Todo empieza con la búsqueda de un libro firmado por un alemán, Adolf Robert Lehmann-Nitsche (1872-1938), antropólogo, quien es contratado a principio de Siglo XX por Francisco Pascasio Moreno, director del Museo de Ciencias Naturales de Plata, para clasificar y analizar diez mil piezas óseas de las víctimas de la avanzada militar en el sur (la conquista del desierto), y en el norte, Chaco. Cuando el científico baja al subsuelo del edificio platense, no sólo encuentra huesos sino a “representantes vivos de razas inferiores” (Perito Moreno dixit) quienes, además de cumplir tareas de limpieza y otros menesteres, tenían la tarea de dejar exhibirse desnudos a pedido de científicos interesados en los aborígenes. Allí estaba el famoso cacique tehuelche Inakayal junto a sus dos mujeres y su hija, y Damiana, una niña de la comunidad guayaquí que era protegida del Dr. Alejandro Korn. Tras la muerte de algunos de aquellos refugiados, sus cuerpos fueron segmentados, puestos en frascos y mostrados como trofeos. Pese a lo macabro de este episodio histórico, convertido ya en leyenda, Báñez (atento siempre a las apariciones fantasmagóricas de raíz religiosa, ritos, curandería y otras marginalidades celestiales), optó por otro camino: seguir los pasos del alemán, que durante los treinta y tres años que vivó en estas tierras no sólo escribió textos de carácter científicos sino que se propuso estudiar el lenguaje, los usos y costumbres locales, elaborando algunas teorías pseudo lingüísticas como el diccionario de Textos Eróticos del Río de La Plata. Claro que para esas investigaciones usaba otro nombre: Víctor Borde, suerte de Mr. Hyde del científico. Seguramente esa duplicidad del alemán fue lo que más le fascinó al novelista platense para convertirlo en personaje central, ya que el mismo Báñez ahondó en la confrontación de espejos con los dobles Ibáñez de Cultura o el Bernardo Benzano de Virgen.

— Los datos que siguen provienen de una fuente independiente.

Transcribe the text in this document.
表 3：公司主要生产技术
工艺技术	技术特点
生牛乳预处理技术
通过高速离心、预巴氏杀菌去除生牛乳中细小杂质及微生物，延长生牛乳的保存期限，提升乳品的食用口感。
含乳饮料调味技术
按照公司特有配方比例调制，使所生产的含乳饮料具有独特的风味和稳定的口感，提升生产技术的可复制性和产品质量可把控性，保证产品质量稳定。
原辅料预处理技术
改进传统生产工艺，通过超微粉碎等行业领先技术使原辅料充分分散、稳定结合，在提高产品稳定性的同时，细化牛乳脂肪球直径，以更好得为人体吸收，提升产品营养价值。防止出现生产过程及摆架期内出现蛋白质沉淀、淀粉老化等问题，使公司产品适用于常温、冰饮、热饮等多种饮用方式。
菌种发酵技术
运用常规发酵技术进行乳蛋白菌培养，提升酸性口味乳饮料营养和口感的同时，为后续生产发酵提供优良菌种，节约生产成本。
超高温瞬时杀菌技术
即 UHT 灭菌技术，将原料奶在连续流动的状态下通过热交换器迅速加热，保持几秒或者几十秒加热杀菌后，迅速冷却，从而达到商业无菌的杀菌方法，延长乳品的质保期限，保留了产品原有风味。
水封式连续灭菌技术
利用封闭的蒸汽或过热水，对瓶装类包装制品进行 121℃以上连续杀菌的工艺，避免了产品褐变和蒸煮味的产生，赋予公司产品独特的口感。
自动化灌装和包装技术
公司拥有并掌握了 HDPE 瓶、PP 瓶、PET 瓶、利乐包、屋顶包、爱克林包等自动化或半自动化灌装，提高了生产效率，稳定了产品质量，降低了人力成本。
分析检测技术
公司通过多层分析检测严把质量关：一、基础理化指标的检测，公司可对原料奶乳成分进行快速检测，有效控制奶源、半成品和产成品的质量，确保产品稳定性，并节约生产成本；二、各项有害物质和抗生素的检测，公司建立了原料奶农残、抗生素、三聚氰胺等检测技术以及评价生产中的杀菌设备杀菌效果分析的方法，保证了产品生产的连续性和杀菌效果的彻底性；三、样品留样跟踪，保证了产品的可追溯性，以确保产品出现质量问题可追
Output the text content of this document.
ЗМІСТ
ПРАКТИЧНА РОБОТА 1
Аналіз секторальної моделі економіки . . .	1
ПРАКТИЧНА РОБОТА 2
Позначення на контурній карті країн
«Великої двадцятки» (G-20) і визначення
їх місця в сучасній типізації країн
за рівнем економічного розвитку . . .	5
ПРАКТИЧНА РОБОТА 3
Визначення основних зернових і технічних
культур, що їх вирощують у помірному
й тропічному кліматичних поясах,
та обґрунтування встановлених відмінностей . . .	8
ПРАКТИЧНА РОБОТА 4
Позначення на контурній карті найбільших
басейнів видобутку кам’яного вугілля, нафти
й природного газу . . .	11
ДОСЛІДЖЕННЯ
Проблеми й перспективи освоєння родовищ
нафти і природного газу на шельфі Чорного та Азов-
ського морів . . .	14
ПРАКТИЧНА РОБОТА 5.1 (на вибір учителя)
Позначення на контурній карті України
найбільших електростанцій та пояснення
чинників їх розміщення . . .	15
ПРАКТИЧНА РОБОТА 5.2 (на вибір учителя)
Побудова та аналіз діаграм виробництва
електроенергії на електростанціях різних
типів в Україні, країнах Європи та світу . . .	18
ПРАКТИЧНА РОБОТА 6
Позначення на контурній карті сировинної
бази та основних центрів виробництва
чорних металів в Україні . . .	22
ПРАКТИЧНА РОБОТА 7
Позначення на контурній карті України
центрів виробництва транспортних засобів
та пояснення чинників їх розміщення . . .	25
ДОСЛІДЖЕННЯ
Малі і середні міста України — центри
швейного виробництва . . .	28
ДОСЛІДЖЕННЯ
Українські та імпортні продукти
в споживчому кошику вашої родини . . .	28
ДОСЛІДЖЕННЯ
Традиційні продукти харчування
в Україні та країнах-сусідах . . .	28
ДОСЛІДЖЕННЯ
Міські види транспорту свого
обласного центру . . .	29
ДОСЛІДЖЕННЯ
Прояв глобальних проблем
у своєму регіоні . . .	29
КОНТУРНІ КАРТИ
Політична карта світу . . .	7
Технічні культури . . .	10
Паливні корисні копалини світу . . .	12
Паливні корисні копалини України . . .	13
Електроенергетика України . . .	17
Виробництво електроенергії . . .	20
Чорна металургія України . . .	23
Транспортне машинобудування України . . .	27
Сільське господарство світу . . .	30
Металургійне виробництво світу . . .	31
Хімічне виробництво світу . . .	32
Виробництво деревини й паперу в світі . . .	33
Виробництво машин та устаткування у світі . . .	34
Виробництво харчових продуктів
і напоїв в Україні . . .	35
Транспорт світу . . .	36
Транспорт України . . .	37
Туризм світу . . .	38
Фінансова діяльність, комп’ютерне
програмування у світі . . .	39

A partir de la pesquisa de esos rastros, Báñez desplegó, en clave de crónica periodística y de investigación, un juego narrativo de altísimo cinismo no sólo sobre lo policial y el best seller de suspenso, también (cierto tufo borgeano) sobre la solemnidad del lenguaje cientificista, hasta llegar al mismísimo Führer que conversa con Lehmann-Nitsche sobre los libros de Víctor Borde como si fuera otro autor y pide explicaciones sobre el significado de palabras tales como “manfloro”.

“Entiendo que, acaso junto con Cultura, ésta sea de las novelas con mayor carga de atrevimiento, si por atrevimiento reconocemos no navegar por las aguas cómodas de un registro narrativo que resulte familiar y conocido”, señala Facundo Báñez y agrega: “Lo que más admiro de Jitler es que, en ese lenguaje aparentemente simplón que adopta la novela por momentos, no se pierde una de las marcas distintivas de la obra de mi viejo: el humor y cierta valentía para encarar los temas. De algún modo, pienso, hay que tener coraje para hacerlo hablar a Hitler en la historia y no derrapar en el intento”.

Hacia el final, Bañez dice que “Jitler fue siempre Jitler”. No hay que buscar más, amén de la “convicción fricativa con que pronunciamos la hache”, y más allá de cierta sociedad oculta llamada Jota (con Perón, croatas y criminales nazis). La insistencia de esa “J”, por qué no, podría resumir el carácter último de esta pequeña joya de poco más de cien páginas: si el lector creyó que en este libro iba a encontrar sólo una historia, va a llevarse una sorpresa.